Cardiac fibrosis is a common pathological cardiac remodeling in a variety of heart diseases, characterized by the activation of cardiac fibroblasts. Our previous study uncovered that promyelocytic leukemia protein (PML)-associated SUMO processes is a new regulator of cardiac hypertrophy and heart failure. The present study aimed to explore the role of PML in cardiac fibroblasts activation. Here we found that PML is significantly upregulated in cardiac fibrotic tissue and activated cardiac fibroblasts treated with transforming growth factor-beta 1 (TGF-beta 1).
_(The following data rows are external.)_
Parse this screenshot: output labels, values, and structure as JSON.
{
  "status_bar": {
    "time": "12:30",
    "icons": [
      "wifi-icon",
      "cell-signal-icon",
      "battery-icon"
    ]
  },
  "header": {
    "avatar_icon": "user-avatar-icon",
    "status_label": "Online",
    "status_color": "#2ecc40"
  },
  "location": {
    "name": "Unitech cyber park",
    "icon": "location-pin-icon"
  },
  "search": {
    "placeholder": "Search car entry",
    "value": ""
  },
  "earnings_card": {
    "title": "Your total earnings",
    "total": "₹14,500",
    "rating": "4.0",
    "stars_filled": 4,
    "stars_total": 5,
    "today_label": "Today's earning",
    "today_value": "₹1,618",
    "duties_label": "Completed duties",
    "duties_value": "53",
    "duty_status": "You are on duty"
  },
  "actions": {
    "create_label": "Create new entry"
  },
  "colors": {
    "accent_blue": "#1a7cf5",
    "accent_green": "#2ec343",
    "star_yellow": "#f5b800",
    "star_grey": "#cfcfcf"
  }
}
Gain- and loss-of-function experiments showed that PML impacted cardiac fibroblasts activation after TGF-beta 1 treatment. Further study demonstrated that p53 acts as the transcriptional regulator of PML, and participated in TGF-beta 1 induced the increase of PML expression and PML nuclear bodies (PML-NBs) formation. Knockdown or pharmacological inhibition of p53 produced inhibitory effects on the activation of cardiac fibroblasts. We further found that PML also may stabilize p53 through inhibiting its ubiquitin-mediated proteasomal degradation in cardiac fibroblasts. Collectively, this study suggests that PML crosstalk with p53 regulates cardiac fibroblasts activation, which provides a novel therapeutic strategy for cardiac fibrosis.